Texto de Pedro Emanuel Santos | Fotos de Gonçalo Delgado/GI
O ritual é não ter rituais. Cada atuação uma experiência nova, cada cidade uma possível surpresa, cada palco um desafio solitário. Um homem diante de plateias repletas, sozinho contra o Mundo naquela quase hora e meia. Têm sido assim os dias de Salvador Martinha desde que iniciou a digressão nacional do atual espetáculo de stand-up comedy. “Diante do público, sinto a morte, mas não posso morrer. Essa proximidade com a morte mantém-me vivo”, define, quase dramático, a revelar verdade nunca antes confessada.
“Cabeça Ausente”, assim foi batizado o show, em que Salvador, 35 anos – completa 36 a 6 de abril -, relata as divagações sobre o que lhe passa pelas ideias quando se alheia de tudo. “Quase sempre, portanto”, admite este lisboeta alto, barba preta bem aparada que já é imagem de marca, de olhar incisivo captador dos mais delicados pormenores daquilo que o rodeia. Como se lançasse permanentemente para o cérebro flashes de uma ironia assertiva, aquela mesma que corta e deixa finas cicatrizes que obrigam a lembrar que a realidade deve ser olhada em tons oficiais de liberdade mordaz.

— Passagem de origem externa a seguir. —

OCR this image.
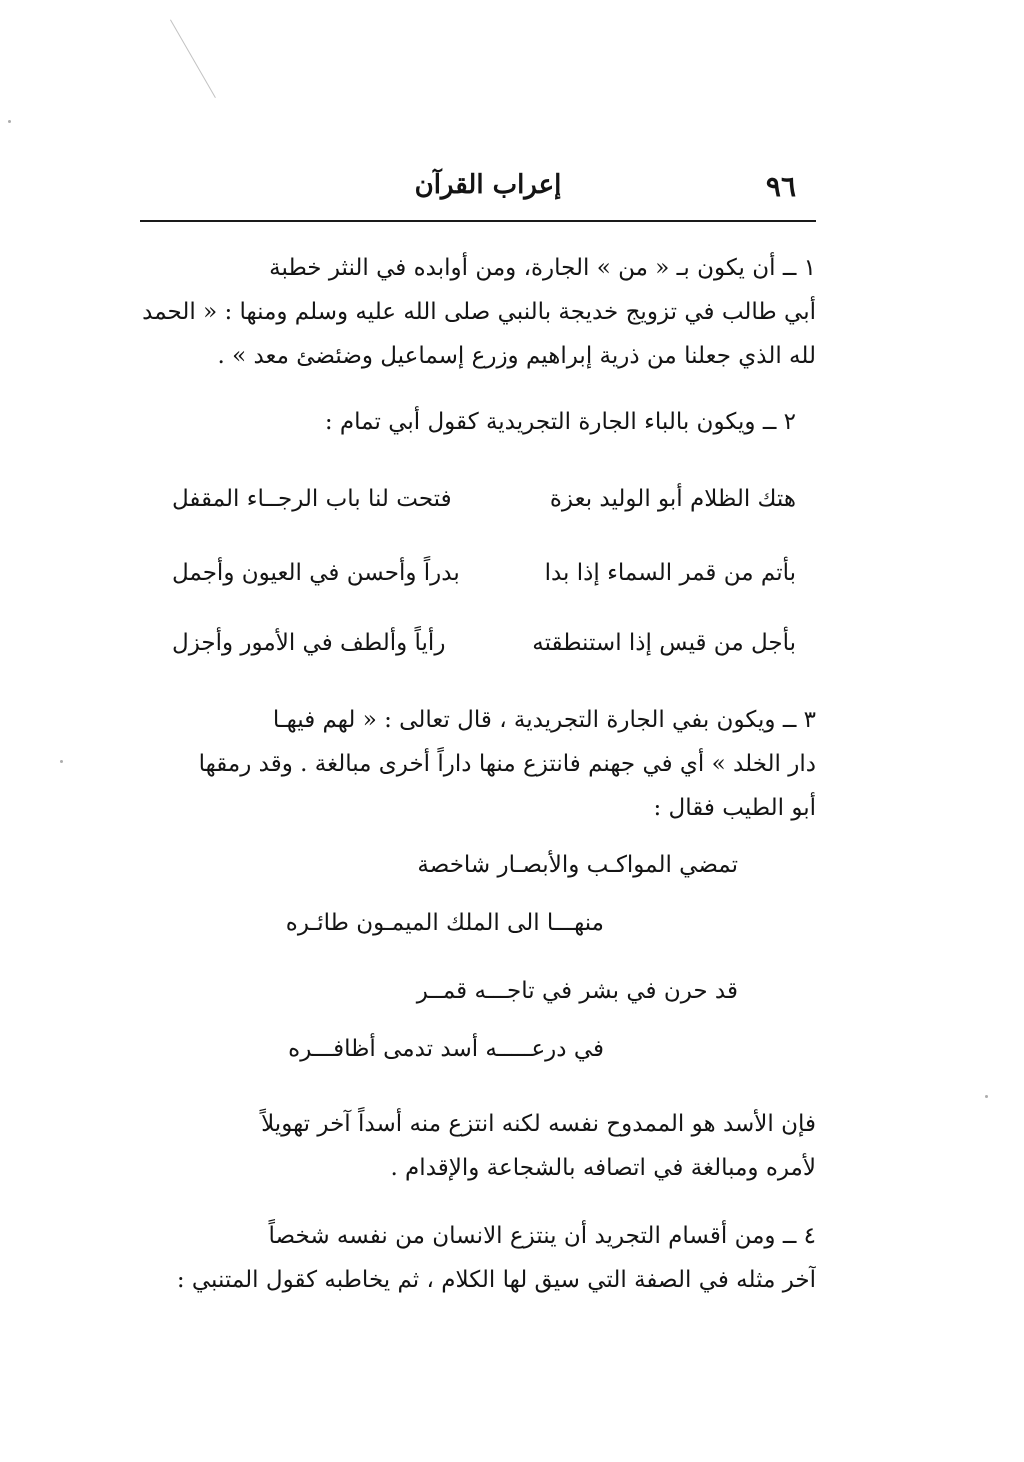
٩٦
إعراب القرآن
١ ــ أن يكون بـ « من » الجارة، ومن أوابده في النثر خطبة
أبي طالب في تزويج خديجة بالنبي صلى الله عليه وسلم ومنها : « الحمد
لله الذي جعلنا من ذرية إبراهيم وزرع إسماعيل وضئضئ معد » .
٢ ــ ويكون بالباء الجارة التجريدية كقول أبي تمام :
هتك الظلام أبو الوليد بعزة
فتحت لنا باب الرجــاء المقفل
بأتم من قمر السماء إذا بدا
بدراً وأحسن في العيون وأجمل
بأجل من قيس إذا استنطقته
رأياً وألطف في الأمور وأجزل
٣ ــ ويكون بفي الجارة التجريدية ، قال تعالى : « لهم فيهـا
دار الخلد » أي في جهنم فانتزع منها داراً أخرى مبالغة . وقد رمقها
أبو الطيب فقال :
تمضي المواكـب والأبصـار شاخصة
منهـــا الى الملك الميمـون طائـره
قد حرن في بشر في تاجـــه قمــر
في درعـــــه أسد تدمى أظافـــره
فإن الأسد هو الممدوح نفسه لكنه انتزع منه أسداً آخر تهويلاً
لأمره ومبالغة في اتصافه بالشجاعة والإقدام .
٤ ــ ومن أقسام التجريد أن ينتزع الانسان من نفسه شخصاً
آخر مثله في الصفة التي سيق لها الكلام ، ثم يخاطبه كقول المتنبي :
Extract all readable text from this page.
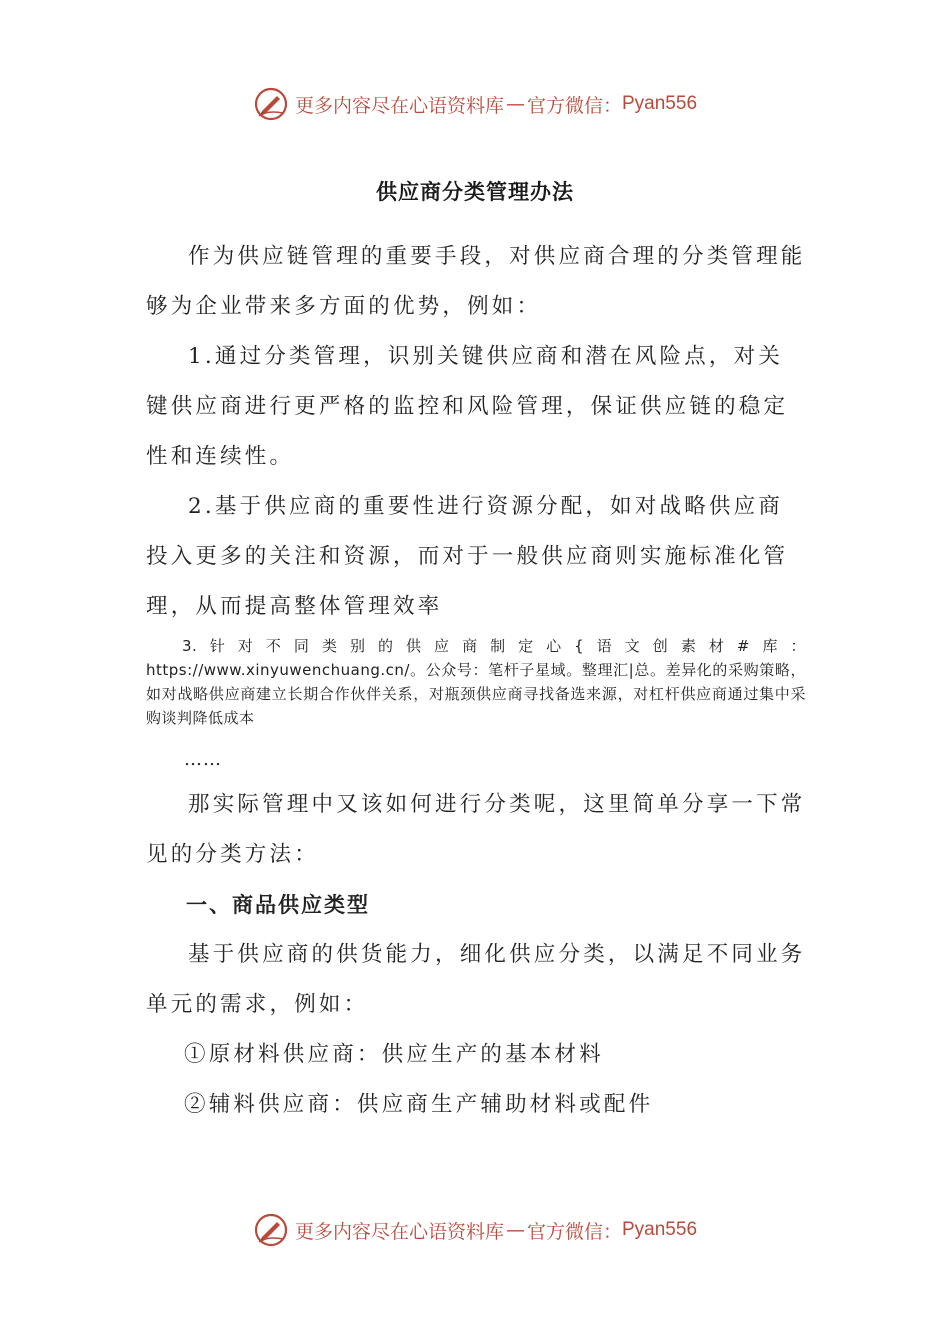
更多内容尽在心语资料库 — 官方微信： Pyan556
供应商分类管理办法

作为供应链管理的重要手段，对供应商合理的分类管理能够为企业带来多方面的优势，例如：

1.通过分类管理，识别关键供应商和潜在风险点，对关键供应商进行更严格的监控和风险管理，保证供应链的稳定性和连续性。

2.基于供应商的重要性进行资源分配，如对战略供应商投入更多的关注和资源，而对于一般供应商则实施标准化管理，从而提高整体管理效率

3.针对不同类别的供应商制定心{语文创素材#库：https://www.xinyuwenchuang.cn/。公众号：笔杆子星域。整理汇|总。差异化的采购策略，如对战略供应商建立长期合作伙伴关系，对瓶颈供应商寻找备选来源，对杠杆供应商通过集中采购谈判降低成本

……

那实际管理中又该如何进行分类呢，这里简单分享一下常见的分类方法：

一、商品供应类型

基于供应商的供货能力，细化供应分类，以满足不同业务单元的需求，例如：

①原材料供应商：供应生产的基本材料

②辅料供应商：供应商生产辅助材料或配件

更多内容尽在心语资料库 — 官方微信： Pyan556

Salvador é assim, um arguto observador permanente. “Aproveito-me muito disso para os meus espetáculos, em particular para este ‘Cabeça Ausente’”, diz, enquanto o relógio vai acelerando em contagem decrescente para nova entrada em cena. Desta vez em Braga, no imponente Theatro Circo (assim mesmo, com H, edifício do início do século XX com interior de inspiração italiana, 897 lugares em quatro pisos que remetem para passados operáticos de pompa, espécie de viagem ao passado em sala considerada das mais sofisticadas e eficazes da Europa, tanto assim que faz parte de restrita rede continental de teatros históricos).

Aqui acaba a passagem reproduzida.